Когда возвращаешься в город, где рос мальчишкой, то понимаешь, что рвался-то, по сути, ты не в город, но в детство свое. Я сейчас не в том городе, в котором рос. Мой старый-добрый родной город стал другим. Настоящий мой родной город убрали и поставили на его месте копию. Солнце купили на распродаже по "Сирсу" и прикололи степлером к небу. Американские хибары, выстроившиеся вдоль улицы с ровно посаженными деревьями, цветастые и такие большие, что не верится. Газоны ровненько подстрижены, по линеечке подрезаны. Просвечивающая пластмассовая трава, типа той, что кладут в пасхальные корзинки, подвергнута убийственному маникюру – покоренные джунгли.
Картонные листья безжизненно дрожат на чугунных деревьях. И по всей Главной улице, на которой телеграфные столбы черны и похожи на детали из детского конструктора, все здания серы. Типичная городская Америка – шумная, грязная, закрытая ото всех на ключ и замкнутая на засов.
Мой родной веселый городок превратили с лагерь для круглоглазых беженцев, с кирпичными бараками и неоновыми лампами.
В Хоабини Сонг сказала однажды, что американцы – как человек, взявший в жены велосипед. Он приводит его в дом и спит с ним. Приходит день, и велосипед ломается. И тогда этот человек боится выйти из дома, потому что разучился ходить.
Слегка прихрамывая, прохожу пять миль, что до нашей фермы, мимо поселка при хлопкопрядильной фабрике, мимо акров и акров хлопковых полей.
Когда я вижу нашу ферму, она какая-то чужая. Дом. Дом – именно ради этого мы дрались во Вьетнаме. Домой – туда нам всем хотелось. Нам казалось, что мы знаем, где он, но мы ошибались.

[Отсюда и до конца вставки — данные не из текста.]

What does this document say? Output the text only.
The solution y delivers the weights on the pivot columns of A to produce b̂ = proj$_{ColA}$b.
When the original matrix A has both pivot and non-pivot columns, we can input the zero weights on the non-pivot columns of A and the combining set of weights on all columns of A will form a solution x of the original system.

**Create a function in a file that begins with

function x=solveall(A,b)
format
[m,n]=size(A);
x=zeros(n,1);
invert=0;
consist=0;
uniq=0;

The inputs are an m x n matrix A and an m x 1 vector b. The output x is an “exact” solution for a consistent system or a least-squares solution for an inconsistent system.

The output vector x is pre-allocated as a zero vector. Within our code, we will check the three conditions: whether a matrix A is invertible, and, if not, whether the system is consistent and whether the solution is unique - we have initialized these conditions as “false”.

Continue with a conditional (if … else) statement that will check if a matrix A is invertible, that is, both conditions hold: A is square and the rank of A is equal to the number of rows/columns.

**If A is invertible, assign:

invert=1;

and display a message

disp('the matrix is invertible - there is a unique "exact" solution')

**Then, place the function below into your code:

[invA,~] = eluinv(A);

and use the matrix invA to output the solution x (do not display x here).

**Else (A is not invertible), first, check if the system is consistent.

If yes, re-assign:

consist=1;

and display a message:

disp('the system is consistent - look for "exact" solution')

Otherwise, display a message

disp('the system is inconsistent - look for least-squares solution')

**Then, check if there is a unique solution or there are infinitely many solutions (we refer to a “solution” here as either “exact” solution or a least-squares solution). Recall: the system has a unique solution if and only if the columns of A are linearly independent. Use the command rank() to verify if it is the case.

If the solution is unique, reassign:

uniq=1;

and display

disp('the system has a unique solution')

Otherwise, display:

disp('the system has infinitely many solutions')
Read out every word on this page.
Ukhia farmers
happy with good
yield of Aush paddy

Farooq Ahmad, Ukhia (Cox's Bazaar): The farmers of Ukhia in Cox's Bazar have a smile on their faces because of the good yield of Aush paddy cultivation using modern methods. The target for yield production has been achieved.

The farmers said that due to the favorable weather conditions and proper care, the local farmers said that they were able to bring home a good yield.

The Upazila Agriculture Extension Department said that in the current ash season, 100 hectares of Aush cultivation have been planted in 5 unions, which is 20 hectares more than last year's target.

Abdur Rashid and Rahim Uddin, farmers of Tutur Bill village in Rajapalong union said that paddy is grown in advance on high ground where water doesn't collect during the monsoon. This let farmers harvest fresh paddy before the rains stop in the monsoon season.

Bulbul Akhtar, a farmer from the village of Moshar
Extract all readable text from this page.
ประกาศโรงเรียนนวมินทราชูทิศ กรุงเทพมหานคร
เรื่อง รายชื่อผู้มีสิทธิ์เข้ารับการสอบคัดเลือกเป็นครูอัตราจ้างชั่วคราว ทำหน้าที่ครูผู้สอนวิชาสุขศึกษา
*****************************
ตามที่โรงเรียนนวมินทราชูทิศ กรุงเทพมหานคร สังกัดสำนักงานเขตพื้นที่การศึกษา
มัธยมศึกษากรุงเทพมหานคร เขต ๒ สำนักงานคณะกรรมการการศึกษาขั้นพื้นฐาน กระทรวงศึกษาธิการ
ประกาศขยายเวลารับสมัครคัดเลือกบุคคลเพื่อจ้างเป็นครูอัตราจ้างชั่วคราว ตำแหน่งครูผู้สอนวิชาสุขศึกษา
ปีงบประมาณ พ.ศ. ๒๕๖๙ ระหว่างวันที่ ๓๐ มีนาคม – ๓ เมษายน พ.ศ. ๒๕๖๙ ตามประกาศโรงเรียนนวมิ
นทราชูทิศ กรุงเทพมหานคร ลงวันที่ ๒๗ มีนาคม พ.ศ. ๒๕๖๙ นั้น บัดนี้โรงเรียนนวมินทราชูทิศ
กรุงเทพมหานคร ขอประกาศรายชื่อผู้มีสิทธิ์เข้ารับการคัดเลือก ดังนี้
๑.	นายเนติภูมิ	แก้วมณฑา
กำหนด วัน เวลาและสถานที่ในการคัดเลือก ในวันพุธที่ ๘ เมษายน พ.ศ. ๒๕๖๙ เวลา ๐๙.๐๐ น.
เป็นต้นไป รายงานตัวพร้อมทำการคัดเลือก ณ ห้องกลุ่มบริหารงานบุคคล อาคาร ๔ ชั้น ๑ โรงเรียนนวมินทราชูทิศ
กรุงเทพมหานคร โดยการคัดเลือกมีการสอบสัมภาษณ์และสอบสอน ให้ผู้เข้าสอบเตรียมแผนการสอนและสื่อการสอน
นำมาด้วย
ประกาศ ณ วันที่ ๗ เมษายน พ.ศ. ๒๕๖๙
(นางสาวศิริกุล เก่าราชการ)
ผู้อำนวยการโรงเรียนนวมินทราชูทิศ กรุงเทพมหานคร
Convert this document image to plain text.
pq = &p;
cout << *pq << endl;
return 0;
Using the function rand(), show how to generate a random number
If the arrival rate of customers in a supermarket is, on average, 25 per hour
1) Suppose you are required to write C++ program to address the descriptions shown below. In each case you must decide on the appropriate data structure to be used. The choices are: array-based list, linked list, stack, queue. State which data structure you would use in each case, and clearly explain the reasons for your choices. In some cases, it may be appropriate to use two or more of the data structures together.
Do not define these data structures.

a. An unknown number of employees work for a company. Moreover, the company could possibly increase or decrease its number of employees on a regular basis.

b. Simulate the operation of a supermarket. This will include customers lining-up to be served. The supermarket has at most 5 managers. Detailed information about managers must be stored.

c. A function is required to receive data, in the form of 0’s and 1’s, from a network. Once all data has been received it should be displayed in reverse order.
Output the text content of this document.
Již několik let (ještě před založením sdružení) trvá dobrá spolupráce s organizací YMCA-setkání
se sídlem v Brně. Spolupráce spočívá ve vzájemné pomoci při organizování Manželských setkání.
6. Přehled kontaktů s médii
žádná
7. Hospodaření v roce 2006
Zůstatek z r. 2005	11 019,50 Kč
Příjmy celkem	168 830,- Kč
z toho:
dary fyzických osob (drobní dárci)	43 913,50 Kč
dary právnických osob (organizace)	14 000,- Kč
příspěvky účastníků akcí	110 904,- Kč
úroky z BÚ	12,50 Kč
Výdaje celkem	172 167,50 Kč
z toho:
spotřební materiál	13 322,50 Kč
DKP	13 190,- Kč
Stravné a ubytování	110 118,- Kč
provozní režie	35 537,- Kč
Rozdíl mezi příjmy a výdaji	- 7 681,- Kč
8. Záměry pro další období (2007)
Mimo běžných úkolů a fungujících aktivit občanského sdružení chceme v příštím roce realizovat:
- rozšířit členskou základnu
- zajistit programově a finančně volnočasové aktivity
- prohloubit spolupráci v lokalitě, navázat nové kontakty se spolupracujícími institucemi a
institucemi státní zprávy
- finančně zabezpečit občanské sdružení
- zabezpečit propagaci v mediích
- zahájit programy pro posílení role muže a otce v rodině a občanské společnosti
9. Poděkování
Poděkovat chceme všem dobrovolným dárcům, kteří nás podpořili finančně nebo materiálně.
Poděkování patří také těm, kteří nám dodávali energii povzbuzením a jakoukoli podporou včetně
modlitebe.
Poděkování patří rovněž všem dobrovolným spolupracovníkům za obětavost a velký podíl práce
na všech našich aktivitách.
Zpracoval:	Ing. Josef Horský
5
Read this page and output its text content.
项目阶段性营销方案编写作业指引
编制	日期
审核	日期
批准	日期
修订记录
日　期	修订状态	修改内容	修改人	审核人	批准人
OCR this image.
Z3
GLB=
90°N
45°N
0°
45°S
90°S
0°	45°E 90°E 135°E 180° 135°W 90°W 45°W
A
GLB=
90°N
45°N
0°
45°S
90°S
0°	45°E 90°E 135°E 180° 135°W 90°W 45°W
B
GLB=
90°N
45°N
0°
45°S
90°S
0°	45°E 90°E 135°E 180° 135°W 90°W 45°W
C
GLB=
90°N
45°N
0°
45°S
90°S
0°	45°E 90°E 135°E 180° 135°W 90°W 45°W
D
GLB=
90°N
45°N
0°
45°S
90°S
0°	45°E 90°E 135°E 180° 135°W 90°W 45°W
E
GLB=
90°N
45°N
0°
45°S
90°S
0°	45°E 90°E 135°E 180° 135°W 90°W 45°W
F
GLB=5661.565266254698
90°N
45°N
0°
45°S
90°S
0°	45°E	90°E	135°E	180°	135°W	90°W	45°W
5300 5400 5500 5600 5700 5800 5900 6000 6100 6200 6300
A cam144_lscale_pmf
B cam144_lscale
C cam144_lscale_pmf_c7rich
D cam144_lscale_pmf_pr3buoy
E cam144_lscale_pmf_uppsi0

На отцовских полях нет рисовых чеков. Отцовские поля невспаханы, повсюду торчат кусты джонсоновой травы и темнеет поросячья щетинка амброзии и осота. Отцовские поля не разбиты на сектора обстрела. Отцовские поля не усеяны больше цепочками точек, которые вблизи превращаются в толстые круглые синевато-зеленые арбузы. И колючая проволока здесь только на межевой ограде в две нитки, и ограда эта нуждается в ремонте.
Я сворачиваю с шоссе в две полосы и пролезаю через дыру в межевой ограде. Срезаю путь по полям. Я обрабатывал и переобрабатывал каждый дюйм этой земли – плугом, который тащился за мулом, на тракторе и мотыгой. Каждая унция этой земли побывала у меня под ногтями.
Я срезаю путь через зеленку, которая тянется вдоль мелкого ручья.
Замечаю оленя, и при виде его снова вспоминаю детские войны. В этой самой посадке, где стоит сейчас олень, я сам стоял в полный рост, вооруженный японским штыком, который отец привез домой со Второй мировой войны. Много раз я прорубался через отчаянные летние наступления вражеских деревец.